Segundo ele, houve vezes em que a ligação telefônica era cortada. “Teve um dia que acabou a água [mineral]. Eles tiveram que tomar água da torneira uns dois, três dias”, diz.

Em nota enviada à Folha, o ICE confirma que Daniele está detida “enquanto aguarda o andamento do processo de deportação”. O órgão diz que “prioriza a saúde, a segurança e o bem-estar” de todos e que “em nenhum momento um estrangeiro detido é privado de cuidados médicos emergenciais”.

A assistência, segundo o órgão, inclui “triagens médicas, odontológicas e de saúde mental dentro de 12 horas após a chegada a cada centro de detenção, uma avaliação completa de saúde dentro de 14 dias após a entrada sob custódia do ICE […] e atendimento de emergência 24 horas por dia”.

Natural de São João Evangelista (MG), pequeno município na região de Governador Valadares, Daniele chegou aos Estados Unidos em 2021 com o filho, hoje com sete anos. Eles se entregaram às autoridades pedindo asilo para responder ao processo de imigração em liberdade, num esquema conhecido como “cai cai”.

Isso ocorre porque uma criança não pode permanecer sozinha durante os procedimentos de repatriação ao Brasil ou aceitação pelo governo americano. Segundo a família, a solicitação foi aceita, e ela recebeu a autorização para trabalhar nos EUA. A reportagem pediu acesso à documentação do asilo, mas recebeu a informação de que os papéis estavam com os advogados de Daniele. A posse da permissão de trabalho não é garantia contra deportação, caso a situação migratória esteja irregular.

O caso gerou revolta e mobilização da comunidade imigrante e de políticos brasileiros e americanos. A deputada federal Rosângela Reis (PL-MG) enviou um ofício ao Itamaraty pedindo que o governo buscasse mais informações sobre Daniele.

Nos EUA, a deputada estadual democrata de Massachusetts Priscila Sousa, que é brasileira e tem cidadania americana, se articulou com outros parlamentares, como a deputada federal Lori Trahan. A colega de partido enviou um questionamento ao ICE referente ao caso.

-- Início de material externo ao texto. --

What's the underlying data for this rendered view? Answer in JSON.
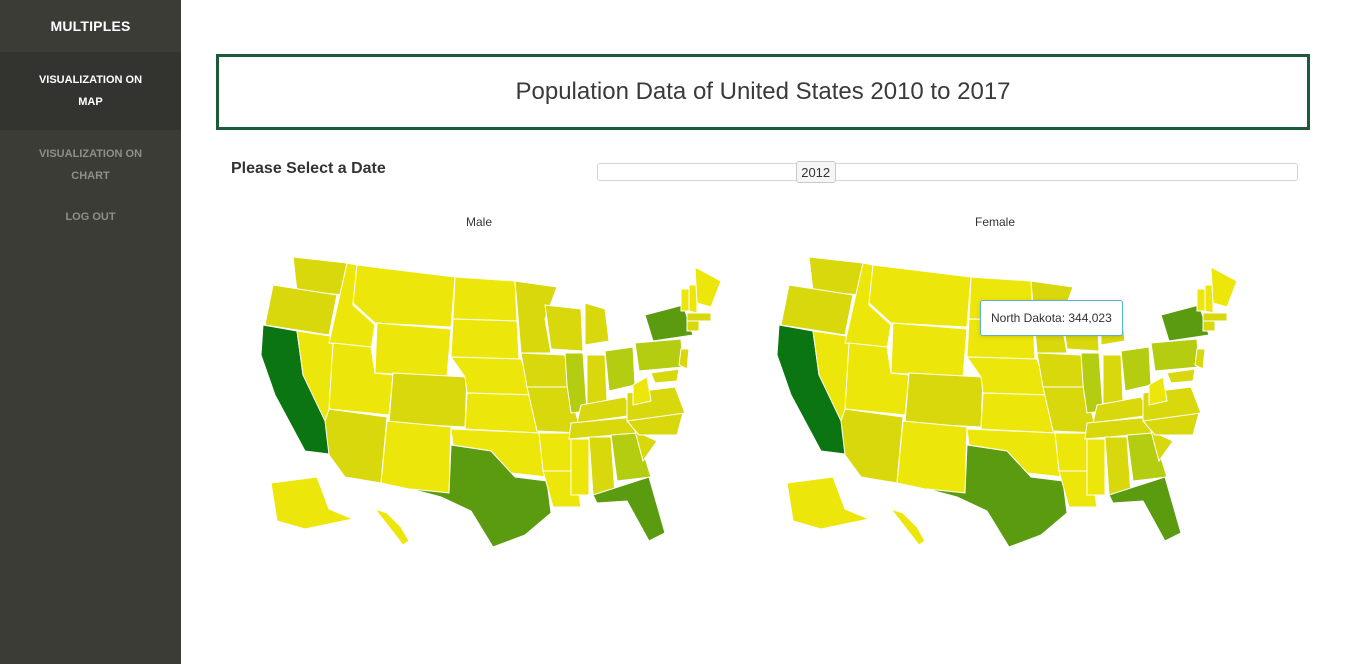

A articulação parece ter funcionado. “Hoje [quarta-feira, 11], pela primeira vez, ela foi tratada como um ser humano”, afirma o irmão, que recebeu atualizações por meio do ex-marido de Daniele. Segundo ele, um agente do ICE “a chamou pelo nome e disse que ela teria uma audiência e que iriam encaminhar um médico para ver a situação de saúde dela.”

A diretora-executiva da Brazilian Worker Center, Lenita Reason, que defende estrangeiros no país, diz que está em busca de um advogado que atue pro bono, isto é, de graça. “Direitos humanos estão sendo violados”, afirma. Reason conta que o clima entre os imigrantes é de pânico e há relatos de pessoas com medo de sair nas ruas.

A Brazilian Worker Center faz parte de um grupo de dez organizações de imigrantes brasileiros nos EUA que enviaram ao governo Lula uma carta na qual relatam uma “crise humanitária” e “onda crescente, intensa e violenta de prisões”.